Another frown. No, that didn't sound right. She grinned a bit as an idea struck her and adopted a still lighter tone, saying jovially "Some say France, some Spain, and some none at all! Perhaps you wish for me to marry both, and keep everyone happy?" She laughed inside; that was sure to induce an expression of shock on many an old man's visage, and if she said it just so, it would help to lighten what was sure to be an oppressive atmosphere considerably.

For minutes, she just stood there, repeating phrases over and over again, a term here, injecting a word here and changing her tone there. Then a knock came at the door – "My lady, Sir William is here to see you" – and the horses and birds were back, but she quashed them, replying in as steady a voice as she could and asking Kat to "usher him in."

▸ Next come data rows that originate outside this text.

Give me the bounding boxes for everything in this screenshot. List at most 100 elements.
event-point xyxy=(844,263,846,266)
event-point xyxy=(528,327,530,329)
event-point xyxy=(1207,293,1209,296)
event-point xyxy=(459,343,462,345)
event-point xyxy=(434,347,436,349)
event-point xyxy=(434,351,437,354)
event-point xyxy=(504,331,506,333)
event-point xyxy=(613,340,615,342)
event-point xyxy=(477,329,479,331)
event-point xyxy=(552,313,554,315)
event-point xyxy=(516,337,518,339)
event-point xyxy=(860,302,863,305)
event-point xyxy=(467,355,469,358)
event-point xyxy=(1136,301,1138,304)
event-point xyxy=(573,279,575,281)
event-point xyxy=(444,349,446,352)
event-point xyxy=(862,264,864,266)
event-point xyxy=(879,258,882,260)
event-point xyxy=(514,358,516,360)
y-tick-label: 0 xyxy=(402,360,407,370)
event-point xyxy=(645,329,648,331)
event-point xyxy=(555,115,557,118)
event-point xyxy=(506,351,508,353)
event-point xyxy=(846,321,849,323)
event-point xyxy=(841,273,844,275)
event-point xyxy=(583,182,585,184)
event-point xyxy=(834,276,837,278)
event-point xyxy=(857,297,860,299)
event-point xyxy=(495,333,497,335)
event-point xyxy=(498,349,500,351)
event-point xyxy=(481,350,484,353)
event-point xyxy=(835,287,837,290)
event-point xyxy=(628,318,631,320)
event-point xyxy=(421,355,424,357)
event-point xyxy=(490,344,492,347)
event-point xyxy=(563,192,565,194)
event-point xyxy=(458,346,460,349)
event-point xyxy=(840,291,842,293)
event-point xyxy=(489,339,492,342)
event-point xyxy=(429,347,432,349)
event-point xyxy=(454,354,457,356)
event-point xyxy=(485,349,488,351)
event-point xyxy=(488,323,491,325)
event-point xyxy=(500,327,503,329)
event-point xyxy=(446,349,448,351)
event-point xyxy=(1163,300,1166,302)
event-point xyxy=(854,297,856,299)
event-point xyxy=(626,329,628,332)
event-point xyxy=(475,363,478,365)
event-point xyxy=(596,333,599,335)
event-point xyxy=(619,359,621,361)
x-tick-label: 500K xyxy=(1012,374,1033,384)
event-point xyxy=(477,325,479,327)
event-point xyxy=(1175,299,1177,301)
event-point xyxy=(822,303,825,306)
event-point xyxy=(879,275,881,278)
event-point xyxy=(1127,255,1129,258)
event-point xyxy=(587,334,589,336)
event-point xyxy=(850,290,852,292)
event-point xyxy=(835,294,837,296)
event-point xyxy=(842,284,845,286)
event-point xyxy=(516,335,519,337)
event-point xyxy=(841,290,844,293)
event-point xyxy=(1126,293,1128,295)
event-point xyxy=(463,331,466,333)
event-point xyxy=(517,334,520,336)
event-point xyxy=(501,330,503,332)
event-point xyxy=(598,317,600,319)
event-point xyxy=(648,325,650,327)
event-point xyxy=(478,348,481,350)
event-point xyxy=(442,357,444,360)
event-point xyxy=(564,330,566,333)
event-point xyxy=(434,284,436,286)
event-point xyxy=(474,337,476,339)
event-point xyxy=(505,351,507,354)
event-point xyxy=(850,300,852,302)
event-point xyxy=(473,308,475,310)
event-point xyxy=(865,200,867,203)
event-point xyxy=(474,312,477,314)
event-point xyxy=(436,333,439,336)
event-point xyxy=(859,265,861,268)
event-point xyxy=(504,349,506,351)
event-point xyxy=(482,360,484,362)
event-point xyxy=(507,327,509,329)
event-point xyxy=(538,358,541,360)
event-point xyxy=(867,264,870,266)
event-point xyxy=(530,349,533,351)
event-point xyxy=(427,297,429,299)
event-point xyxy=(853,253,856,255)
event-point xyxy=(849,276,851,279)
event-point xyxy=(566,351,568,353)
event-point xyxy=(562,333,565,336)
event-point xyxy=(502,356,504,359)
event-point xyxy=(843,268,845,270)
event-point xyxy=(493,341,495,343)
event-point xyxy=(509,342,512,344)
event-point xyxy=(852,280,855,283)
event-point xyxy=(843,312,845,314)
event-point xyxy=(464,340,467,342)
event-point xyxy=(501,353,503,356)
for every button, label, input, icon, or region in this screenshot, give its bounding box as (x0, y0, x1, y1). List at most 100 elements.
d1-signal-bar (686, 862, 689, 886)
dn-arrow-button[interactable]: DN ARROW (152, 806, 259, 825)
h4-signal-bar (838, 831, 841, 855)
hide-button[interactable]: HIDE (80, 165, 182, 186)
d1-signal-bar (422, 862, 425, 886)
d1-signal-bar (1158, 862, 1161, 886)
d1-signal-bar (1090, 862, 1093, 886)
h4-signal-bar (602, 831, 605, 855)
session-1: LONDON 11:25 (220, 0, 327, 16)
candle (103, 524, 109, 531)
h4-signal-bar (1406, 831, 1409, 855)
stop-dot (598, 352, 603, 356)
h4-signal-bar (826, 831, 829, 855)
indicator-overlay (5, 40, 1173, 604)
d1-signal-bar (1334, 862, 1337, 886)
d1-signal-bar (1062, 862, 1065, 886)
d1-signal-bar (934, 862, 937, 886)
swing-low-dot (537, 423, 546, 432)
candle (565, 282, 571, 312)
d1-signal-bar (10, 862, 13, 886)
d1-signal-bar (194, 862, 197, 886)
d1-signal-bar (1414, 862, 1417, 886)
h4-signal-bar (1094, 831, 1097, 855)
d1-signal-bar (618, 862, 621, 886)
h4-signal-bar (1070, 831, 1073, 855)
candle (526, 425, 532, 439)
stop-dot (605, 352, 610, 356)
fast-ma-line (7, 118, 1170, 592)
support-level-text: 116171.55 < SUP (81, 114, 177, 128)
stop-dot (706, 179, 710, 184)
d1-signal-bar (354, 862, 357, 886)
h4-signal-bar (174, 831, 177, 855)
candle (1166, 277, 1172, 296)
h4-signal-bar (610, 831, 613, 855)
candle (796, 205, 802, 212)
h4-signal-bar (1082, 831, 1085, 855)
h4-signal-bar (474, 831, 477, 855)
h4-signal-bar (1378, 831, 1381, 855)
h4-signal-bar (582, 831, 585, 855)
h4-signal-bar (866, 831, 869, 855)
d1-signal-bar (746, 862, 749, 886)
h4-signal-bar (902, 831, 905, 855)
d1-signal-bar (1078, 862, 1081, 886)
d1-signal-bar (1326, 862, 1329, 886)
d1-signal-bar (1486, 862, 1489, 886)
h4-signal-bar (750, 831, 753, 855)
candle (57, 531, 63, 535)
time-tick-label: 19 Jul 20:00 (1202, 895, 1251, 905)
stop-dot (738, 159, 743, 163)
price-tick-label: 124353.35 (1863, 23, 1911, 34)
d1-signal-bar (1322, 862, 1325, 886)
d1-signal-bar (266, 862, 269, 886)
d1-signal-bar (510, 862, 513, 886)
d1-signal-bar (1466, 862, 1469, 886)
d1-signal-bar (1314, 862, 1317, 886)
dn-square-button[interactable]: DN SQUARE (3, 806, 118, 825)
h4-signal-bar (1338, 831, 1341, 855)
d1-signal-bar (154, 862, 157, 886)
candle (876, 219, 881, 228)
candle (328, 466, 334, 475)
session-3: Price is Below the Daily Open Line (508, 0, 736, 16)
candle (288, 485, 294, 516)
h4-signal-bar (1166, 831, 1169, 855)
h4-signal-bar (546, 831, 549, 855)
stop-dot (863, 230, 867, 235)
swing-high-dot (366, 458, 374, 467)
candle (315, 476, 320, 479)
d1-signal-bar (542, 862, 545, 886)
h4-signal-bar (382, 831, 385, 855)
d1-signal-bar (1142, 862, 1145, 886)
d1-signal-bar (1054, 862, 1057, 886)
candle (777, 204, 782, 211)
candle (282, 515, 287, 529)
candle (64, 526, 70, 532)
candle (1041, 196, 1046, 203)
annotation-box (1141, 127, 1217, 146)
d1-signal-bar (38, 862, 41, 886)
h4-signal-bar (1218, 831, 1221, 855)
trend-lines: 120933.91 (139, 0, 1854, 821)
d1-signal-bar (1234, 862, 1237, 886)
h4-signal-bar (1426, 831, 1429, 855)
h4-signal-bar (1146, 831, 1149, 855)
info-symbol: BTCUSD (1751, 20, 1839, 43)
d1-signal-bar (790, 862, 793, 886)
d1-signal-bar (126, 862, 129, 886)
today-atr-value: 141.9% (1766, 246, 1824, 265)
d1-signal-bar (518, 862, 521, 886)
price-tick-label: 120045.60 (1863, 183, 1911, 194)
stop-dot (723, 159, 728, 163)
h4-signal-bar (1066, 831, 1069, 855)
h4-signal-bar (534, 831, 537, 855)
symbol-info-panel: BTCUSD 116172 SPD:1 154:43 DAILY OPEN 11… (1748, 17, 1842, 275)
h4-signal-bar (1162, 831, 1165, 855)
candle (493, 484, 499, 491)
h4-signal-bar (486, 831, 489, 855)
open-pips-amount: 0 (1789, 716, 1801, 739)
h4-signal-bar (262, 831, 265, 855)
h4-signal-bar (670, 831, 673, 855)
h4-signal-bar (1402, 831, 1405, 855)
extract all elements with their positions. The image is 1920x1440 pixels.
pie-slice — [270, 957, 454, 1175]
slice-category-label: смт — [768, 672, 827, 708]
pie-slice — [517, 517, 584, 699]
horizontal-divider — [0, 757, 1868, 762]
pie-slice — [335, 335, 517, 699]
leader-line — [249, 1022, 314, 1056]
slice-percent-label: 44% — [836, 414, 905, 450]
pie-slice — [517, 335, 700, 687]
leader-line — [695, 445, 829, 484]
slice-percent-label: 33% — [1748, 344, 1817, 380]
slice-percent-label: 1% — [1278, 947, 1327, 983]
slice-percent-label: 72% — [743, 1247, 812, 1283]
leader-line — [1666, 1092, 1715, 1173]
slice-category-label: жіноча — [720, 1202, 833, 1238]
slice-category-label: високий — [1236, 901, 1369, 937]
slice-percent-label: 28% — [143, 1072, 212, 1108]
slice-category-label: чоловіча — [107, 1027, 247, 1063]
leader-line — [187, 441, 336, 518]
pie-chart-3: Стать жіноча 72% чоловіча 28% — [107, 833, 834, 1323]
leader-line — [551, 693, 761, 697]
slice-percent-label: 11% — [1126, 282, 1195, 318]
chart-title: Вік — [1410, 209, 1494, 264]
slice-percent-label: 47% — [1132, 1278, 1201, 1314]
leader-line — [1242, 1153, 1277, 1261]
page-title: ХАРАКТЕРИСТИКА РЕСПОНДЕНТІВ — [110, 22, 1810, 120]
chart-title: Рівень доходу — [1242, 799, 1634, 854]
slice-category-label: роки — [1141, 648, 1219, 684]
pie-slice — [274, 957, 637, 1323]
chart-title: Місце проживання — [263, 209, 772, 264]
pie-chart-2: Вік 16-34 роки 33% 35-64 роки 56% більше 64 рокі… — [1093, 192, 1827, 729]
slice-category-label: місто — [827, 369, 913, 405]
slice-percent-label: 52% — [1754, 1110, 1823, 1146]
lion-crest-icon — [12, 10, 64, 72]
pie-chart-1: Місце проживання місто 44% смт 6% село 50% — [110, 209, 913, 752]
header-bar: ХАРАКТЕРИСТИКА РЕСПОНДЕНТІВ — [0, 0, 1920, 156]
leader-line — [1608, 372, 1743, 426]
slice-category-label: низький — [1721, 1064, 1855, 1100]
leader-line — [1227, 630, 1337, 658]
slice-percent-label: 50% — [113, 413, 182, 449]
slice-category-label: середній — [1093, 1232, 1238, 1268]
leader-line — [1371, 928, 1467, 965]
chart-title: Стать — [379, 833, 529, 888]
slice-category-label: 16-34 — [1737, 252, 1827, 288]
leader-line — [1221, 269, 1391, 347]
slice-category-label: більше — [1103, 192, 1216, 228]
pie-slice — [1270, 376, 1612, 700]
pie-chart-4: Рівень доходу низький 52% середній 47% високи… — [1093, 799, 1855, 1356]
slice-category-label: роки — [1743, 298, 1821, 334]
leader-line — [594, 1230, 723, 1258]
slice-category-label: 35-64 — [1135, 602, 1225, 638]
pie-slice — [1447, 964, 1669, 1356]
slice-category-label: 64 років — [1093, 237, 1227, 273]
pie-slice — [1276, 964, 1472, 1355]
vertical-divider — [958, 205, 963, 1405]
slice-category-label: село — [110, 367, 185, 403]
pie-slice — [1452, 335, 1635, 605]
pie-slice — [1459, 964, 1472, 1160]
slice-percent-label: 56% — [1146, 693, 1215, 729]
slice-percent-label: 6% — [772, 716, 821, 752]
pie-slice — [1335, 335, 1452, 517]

Queen Elizabeth squared her shoulders and took a deep, deep breath; turning to see Sir William standing, her ladies on either side, she inclined her head, keeping her face smooth and expressionless. "Shall we go?" She inquired politely, extending one gloved hand which he took.

Now was not the time to act like a silly little girl; frightened, naïve. This was her first foray into the world of politics and she was determined to do it right.

It was time to show them what a queen was made of.


Basically writing a scene from Shekhar Kapur's Elizabeth. Amazing movie, that one. I still need to go see the Golden Age. Yaaay for schoolwork. And yay for my eighteenth. Yippee.